Tra quella moltitudine i primi imprenditori reclutavano gli uomini più adatti al nuovo sistema produttivo, basato essenzialmente sulla manifattura.
La produzione era concentrata nell’attività del proprietario della “bottega”: gli operai dovevano utilizzare al massimo le fonti di energia per far funzionare il rudimentale complesso di macchine. Il proprietario era il coordinatore di tutte le operazioni assegnate ai vari lavoratori, sincronizzate al punto
da poter fornire in fretta il prodotto finito.

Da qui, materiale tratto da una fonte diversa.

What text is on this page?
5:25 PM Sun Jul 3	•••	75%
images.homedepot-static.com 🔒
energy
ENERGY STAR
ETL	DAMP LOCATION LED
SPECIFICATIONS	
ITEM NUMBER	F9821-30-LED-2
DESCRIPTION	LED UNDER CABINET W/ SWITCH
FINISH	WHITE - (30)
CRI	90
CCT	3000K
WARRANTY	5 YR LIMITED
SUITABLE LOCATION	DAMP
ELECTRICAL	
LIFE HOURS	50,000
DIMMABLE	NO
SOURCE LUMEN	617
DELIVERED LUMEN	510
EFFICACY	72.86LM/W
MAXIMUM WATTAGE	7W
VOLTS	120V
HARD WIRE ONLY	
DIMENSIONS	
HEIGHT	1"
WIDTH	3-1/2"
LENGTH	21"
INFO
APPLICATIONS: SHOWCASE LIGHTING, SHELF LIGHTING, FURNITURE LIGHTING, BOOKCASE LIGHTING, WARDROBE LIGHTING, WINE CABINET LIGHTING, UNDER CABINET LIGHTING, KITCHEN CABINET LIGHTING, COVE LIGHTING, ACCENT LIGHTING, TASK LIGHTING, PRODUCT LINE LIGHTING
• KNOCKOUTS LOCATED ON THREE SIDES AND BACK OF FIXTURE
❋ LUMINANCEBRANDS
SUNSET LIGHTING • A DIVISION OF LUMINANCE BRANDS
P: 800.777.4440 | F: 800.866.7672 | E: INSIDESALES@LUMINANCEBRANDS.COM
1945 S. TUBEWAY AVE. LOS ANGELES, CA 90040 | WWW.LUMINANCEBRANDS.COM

Quella “catena di montaggio” era regolata da una lunga serie di doveri (regolamenti di fabbrica) cui
ogni dipendente era subordinato, nonché dagli uniformi e rigidi orari di lavoro nella giornata lavorativa, variante dalle 15 alle 16 ore.

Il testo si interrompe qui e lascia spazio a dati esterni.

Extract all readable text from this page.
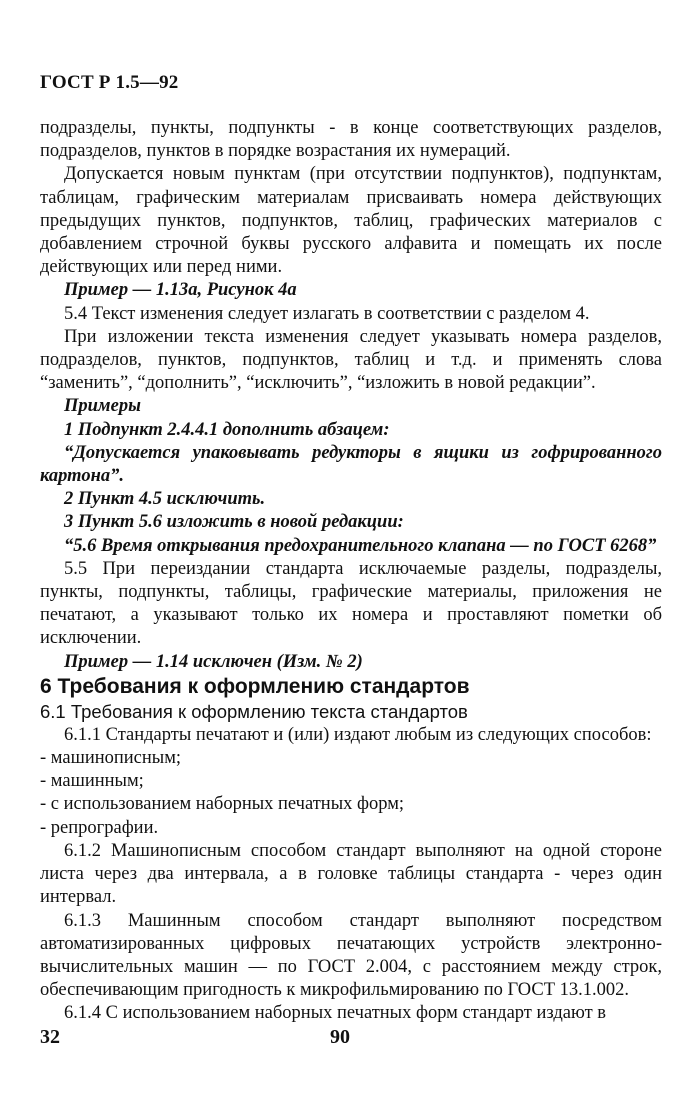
ГОСТ Р 1.5—92

подразделы, пункты, подпункты - в конце соответствующих разделов, подразделов, пунктов в порядке возрастания их нумераций.

Допускается новым пунктам (при отсутствии подпунктов), подпунктам, таблицам, графическим материалам присваивать номера действующих предыдущих пунктов, подпунктов, таблиц, графических материалов с добавлением строчной буквы русского алфавита и помещать их после действующих или перед ними.

Пример — 1.13а, Рисунок 4а

5.4 Текст изменения следует излагать в соответствии с разделом 4.

При изложении текста изменения следует указывать номера разделов, подразделов, пунктов, подпунктов, таблиц и т.д. и применять слова “заменить”, “дополнить”, “исключить”, “изложить в новой редакции”.

Примеры

1 Подпункт 2.4.4.1 дополнить абзацем:

“Допускается упаковывать редукторы в ящики из гофрированного картона”.

2 Пункт 4.5 исключить.

3 Пункт 5.6 изложить в новой редакции:

“5.6 Время открывания предохранительного клапана — по ГОСТ 6268”

5.5 При переиздании стандарта исключаемые разделы, подразделы, пункты, подпункты, таблицы, графические материалы, приложения не печатают, а указывают только их номера и проставляют пометки об исключении.

Пример — 1.14 исключен (Изм. № 2)

6 Требования к оформлению стандартов

6.1 Требования к оформлению текста стандартов

6.1.1 Стандарты печатают и (или) издают любым из следующих способов:

- машинописным;

- машинным;

- с использованием наборных печатных форм;

- репрографии.

6.1.2 Машинописным способом стандарт выполняют на одной стороне листа через два интервала, а в головке таблицы стандарта - через один интервал.

6.1.3 Машинным способом стандарт выполняют посредством автоматизированных цифровых печатающих устройств электронно-вычислительных машин — по ГОСТ 2.004, с расстоянием между строк, обеспечивающим пригодность к микрофильмированию по ГОСТ 13.1.002.

6.1.4 С использованием наборных печатных форм стандарт издают в

32	90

In quasi tutte le cronache sociali tra il XVIII e il XIX secolo vennero palesate le miserabili, quanto
pietose condizioni delle classi lavoratrici e, in particolare, del proletariato urbano di fabbrica. Vi fu
una vera e propria denuncia di tutti gli orrori connessi al periodo dell’industrializzazione e alla vita
nei quartieri poveri delle città industriali.
Queste cronache rivelano un incredibile paradosso: l’aumento della produttività, dei controlli nei luoghi di lavoro, della disciplina tra i vari lavoratori, l’incremento sensibile della ricchezza, l’innovazione dei sistemi di produzione, i vari macchinari, generarono comunque un netto impoverimento di
quella popolazione che contribuiva direttamente al cambiamento.

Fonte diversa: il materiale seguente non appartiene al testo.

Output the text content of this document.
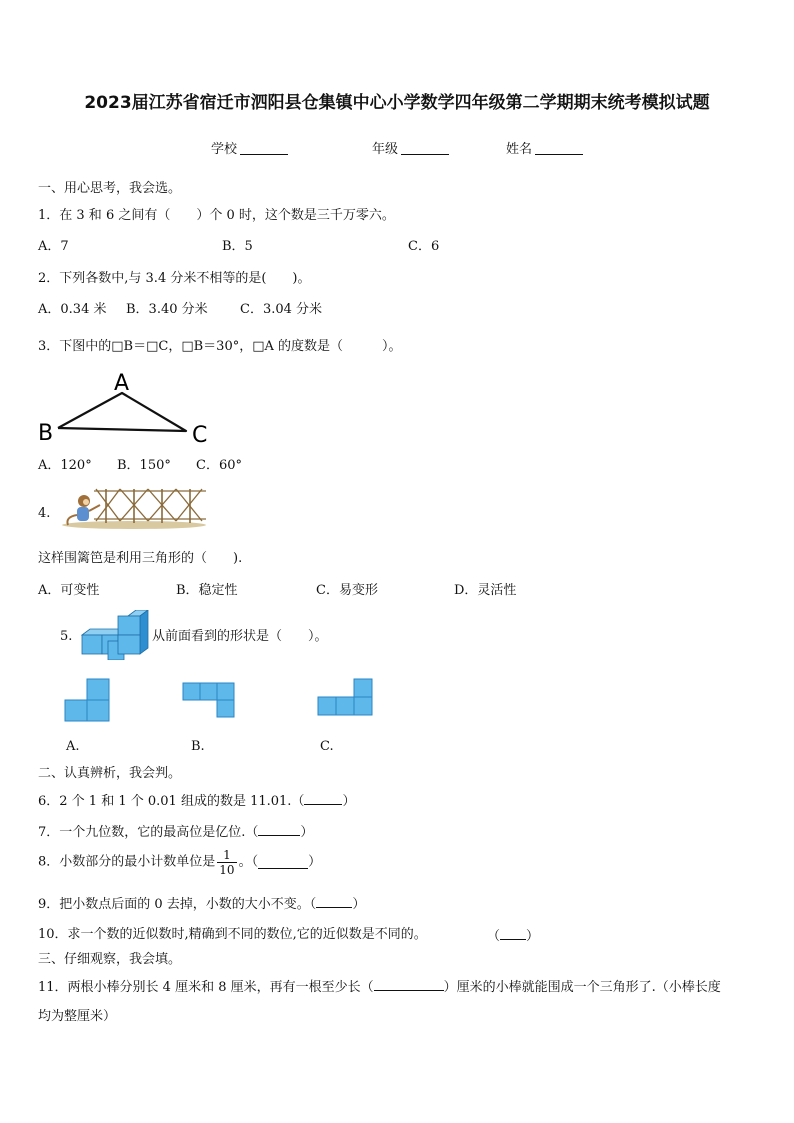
2023届江苏省宿迁市泗阳县仓集镇中心小学数学四年级第二学期期末统考模拟试题
学校	年级	姓名
一、用心思考，我会选。
1．在 3 和 6 之间有（　　）个 0 时，这个数是三千万零六。
A．7	B．5	C．6
2．下列各数中,与 3.4 分米不相等的是(　　)。
A．0.34 米 B．3.40 分米 C．3.04 分米
3．下图中的□B＝□C，□B＝30°，□A 的度数是（　　　）。
A
B	C
A．120° B．150° C．60°
4.
这样围篱笆是利用三角形的（　　).
A．可变性	B．稳定性	C．易变形	D．灵活性
5.	从前面看到的形状是（　　）。
A.	B.	C.
二、认真辨析，我会判。
6．2 个 1 和 1 个 0.01 组成的数是 11.01.（	）
7．一个九位数，它的最高位是亿位.（	）
8．小数部分的最小计数单位是 $\frac{1}{10}$ 。（	）
9．把小数点后面的 0 去掉，小数的大小不变。（	）
10．求一个数的近似数时,精确到不同的数位,它的近似数是不同的。	（ ）
三、仔细观察，我会填。
11．两根小棒分别长 4 厘米和 8 厘米，再有一根至少长（	）厘米的小棒就能围成一个三角形了.（小棒长度
均为整厘米）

Le ragioni furono molteplici, ma per lo più questo fenomeno va attribuito alle trasformazioni tecniche e sociali prodotte dalla rivoluzione industriale ed alla modalità con cui il lavoro nelle industrie
veniva svolto.
Non si trattava di metodi di produzione a misura umana; l’uomo veniva sfruttato più di una semplice macchina e la nuova società, il cui obiettivo principale era di produrre al massimo per la maggiore ricchezza, non si curò mai del sempre crescente disagio di coloro che vivevano in condizioni ai limiti dell’umana sopportazione.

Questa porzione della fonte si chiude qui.